Going all the way (when you work at home)

I’ve been experimenting with a new work-at-home style lately and I suppose it’s inspired from a spicy character in a movie …

“All The Way” Mae from A League of Their Own

My job has nothing to do with baseball or, uh, “going all the way.” But in my 5+ years as a work-at-home mom, I feel like I’ve been trying to do everything AT ONCE. Read emails while cooking dinner. Write while having a conversation. Play with the kids with one eye on my social media activity.

(If you think you spend too much time on Facebook, Twitter and Instagram, just wait until you’re self-employed and need to promote yourself through those channels. Endless wormhole of “work.”)

And then … then! … I’d be frustrated and disappointed with myself when I snapped at the kids! I’d feel like neither my projects nor my children were getting the attention they deserved, and that feeling SUCKS.

I’m not saying I found a cure for that feeling, of course, but it’s been … better this week? Ready for my new work-at-home style?


This week I’ve been going all the way, like Mae! (Kinda) When I’m working, I’m working. I might be sitting at the dining room table (or is it the kitchen table? Damn open concept houses with no real “rooms”) typing away on my Chromebook, but if the kids ask me to play, I tell them “I’m sorry, I’m working right now.” I don’t make snacks. I don’t play LEGO. I don’t do ANYTHING BUT WORK.

Of course, the other side of “going all the way” is that I get to go all the way and really BE WITH THEM when I’m not working. 100 per cent. No phone, no computer, no TV, just my complete undivided attention.

Normally our afternoon “quiet time” goes until it’s time for bus-stop pick-up, but the other day I stopped working 30 minutes early and marched upstairs to find C (she was playing happily, alone, and it kind of killed me to interrupt her). I told her we could play for a while and her reaction was a bit of a stab in my chest.

“You’re done your work?!” she asked, lighting up excitedly.

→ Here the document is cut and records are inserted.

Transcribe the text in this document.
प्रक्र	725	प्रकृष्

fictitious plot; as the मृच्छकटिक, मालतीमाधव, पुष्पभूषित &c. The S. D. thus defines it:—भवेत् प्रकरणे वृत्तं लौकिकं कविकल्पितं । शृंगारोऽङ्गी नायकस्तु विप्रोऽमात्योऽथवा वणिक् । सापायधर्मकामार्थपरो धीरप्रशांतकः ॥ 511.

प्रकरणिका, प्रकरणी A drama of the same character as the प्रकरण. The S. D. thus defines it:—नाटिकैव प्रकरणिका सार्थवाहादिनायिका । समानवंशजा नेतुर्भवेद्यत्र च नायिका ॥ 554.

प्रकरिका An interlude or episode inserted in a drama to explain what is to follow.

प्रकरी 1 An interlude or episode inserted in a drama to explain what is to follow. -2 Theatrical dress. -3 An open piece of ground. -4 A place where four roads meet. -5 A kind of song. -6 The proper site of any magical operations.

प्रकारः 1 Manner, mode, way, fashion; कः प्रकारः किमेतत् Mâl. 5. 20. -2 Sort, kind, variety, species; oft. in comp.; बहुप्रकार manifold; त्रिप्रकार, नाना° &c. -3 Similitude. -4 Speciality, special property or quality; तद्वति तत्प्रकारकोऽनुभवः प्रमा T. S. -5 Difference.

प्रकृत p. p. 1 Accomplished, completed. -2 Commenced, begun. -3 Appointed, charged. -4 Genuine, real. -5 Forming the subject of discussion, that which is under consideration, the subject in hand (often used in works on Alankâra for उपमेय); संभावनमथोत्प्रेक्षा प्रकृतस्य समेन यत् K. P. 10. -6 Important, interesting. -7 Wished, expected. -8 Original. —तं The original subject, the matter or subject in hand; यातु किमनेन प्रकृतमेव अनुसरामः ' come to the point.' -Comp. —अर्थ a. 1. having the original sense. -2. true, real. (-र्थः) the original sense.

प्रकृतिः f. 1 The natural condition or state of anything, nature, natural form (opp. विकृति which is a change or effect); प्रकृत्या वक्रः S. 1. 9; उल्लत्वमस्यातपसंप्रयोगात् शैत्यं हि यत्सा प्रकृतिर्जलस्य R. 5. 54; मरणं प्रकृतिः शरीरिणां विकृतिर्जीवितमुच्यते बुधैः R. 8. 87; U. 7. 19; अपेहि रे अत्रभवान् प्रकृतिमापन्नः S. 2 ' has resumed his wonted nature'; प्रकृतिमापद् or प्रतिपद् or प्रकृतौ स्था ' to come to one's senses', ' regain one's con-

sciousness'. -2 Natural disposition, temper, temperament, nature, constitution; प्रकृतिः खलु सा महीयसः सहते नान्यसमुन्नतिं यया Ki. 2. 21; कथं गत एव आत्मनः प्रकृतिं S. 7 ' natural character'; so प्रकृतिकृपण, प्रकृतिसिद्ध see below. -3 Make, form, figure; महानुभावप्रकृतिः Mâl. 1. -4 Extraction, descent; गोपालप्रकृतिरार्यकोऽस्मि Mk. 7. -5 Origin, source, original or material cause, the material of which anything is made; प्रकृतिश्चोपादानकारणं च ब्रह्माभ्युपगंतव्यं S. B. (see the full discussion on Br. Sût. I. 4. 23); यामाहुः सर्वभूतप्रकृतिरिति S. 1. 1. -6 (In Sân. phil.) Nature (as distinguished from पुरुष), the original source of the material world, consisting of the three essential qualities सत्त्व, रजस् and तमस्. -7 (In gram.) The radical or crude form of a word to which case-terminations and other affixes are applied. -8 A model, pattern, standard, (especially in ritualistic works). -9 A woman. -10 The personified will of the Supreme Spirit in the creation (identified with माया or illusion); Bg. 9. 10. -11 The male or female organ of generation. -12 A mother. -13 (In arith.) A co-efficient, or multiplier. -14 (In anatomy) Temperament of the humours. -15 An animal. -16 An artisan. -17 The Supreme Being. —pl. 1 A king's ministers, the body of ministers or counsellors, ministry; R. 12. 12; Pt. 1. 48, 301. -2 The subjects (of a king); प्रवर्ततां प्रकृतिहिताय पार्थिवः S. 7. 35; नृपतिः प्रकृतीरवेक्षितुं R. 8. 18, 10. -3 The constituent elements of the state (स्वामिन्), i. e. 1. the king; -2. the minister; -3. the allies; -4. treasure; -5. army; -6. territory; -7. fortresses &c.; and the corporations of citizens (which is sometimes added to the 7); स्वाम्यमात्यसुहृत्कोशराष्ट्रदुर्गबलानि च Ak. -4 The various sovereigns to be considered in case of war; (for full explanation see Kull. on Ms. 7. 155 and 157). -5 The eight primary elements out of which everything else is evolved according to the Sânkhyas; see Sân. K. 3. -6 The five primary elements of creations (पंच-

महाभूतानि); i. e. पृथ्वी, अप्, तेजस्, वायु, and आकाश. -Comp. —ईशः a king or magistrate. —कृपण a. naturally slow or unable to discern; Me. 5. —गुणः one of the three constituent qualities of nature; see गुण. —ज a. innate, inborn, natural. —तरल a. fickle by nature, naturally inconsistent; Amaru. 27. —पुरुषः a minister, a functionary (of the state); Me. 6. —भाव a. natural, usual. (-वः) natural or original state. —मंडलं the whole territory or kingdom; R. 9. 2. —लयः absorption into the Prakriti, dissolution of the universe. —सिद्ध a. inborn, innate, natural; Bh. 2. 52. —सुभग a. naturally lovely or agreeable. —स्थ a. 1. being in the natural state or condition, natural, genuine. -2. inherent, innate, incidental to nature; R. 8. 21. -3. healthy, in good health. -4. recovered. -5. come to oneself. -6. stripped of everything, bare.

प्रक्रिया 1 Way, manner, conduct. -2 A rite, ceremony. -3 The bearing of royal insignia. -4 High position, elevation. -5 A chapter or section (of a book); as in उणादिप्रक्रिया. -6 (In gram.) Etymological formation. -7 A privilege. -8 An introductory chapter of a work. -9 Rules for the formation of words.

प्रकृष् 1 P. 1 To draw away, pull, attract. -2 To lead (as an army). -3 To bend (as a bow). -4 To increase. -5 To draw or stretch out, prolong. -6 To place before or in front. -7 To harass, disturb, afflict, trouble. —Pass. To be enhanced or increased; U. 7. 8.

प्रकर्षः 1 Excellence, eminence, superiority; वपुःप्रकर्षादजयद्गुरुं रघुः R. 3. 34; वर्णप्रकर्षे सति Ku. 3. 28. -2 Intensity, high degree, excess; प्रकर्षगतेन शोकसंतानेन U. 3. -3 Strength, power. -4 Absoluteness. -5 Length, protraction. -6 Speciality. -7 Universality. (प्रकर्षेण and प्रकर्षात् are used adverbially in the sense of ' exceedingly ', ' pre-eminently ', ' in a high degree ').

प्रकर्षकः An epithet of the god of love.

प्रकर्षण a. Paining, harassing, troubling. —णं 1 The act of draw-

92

“I’m done for now,” I told her. “We can play anything you want.”

“You’re gonna play wif me?!”

Ouch. I felt like a workaholic corporate dad that practically lives in their fancy office tower and barely makes it home to see his kid on their birthday.

So we spent half an hour playing “play home” — her favourite game. I was the little girl and she was the mom. My name was Sofia and her name was Amber, but I called her “Mom” of course. I crawled around on the floor and pretended to eat my very nutritious plastic lunch of cupcakes, a doughnut and an ice cream cone. She tucked me in on the chaise lounge for naps (that was the best part) and we continued the game all the way down to the bus stop. She even got a piece of gum since she was the mom (!!!) which made it the best afternoon ever, of course.

D didn’t want to play “play home” after our snack. He was actually quite disturbed every time I called C “Mom” and kept asking us to stop, so we did. Instead we built LEGO creations together and it was nice. I haven’t played LEGO in ages but I really do love it. C built with us for a while and then her play sort of veered into Shopkins territory. We talked about ways to organize his pieces differently and I told him about my childhood friend who had a separate clear bin for each colour. He’s totally on board (YAY!) so now we just need to get the right bins.

After about 30 minutes, I told them I’d had a great time playing but I had to get back to work. D was disappointed and wanted me to keep building — and C wanted more “play home” — but I said I really needed to finish my work. I sat down at the dining room table and focused on my work. They played upstairs and downstairs and I let them play Mario a bit towards the end, and then it was time for dinner.

In the end, I’d accomplished the same amount I’d accomplish during a normal afternoon where I was running in and out of my office — making snacks, spelling words, lifting boxes off a high shelf, playing for five minutes here and there … oh, and trying to work, too. But I’d also spent actual quality time with the kids doing exactly what they wanted to do. (Bonus: it wasn’t boring, like doing a puzzle, ugh!)

By going “all the way” with my time, I felt saner, my work was finished, and — most importantly — my kids were happier.

Thanks, Mae — I’m going to go all the way more often.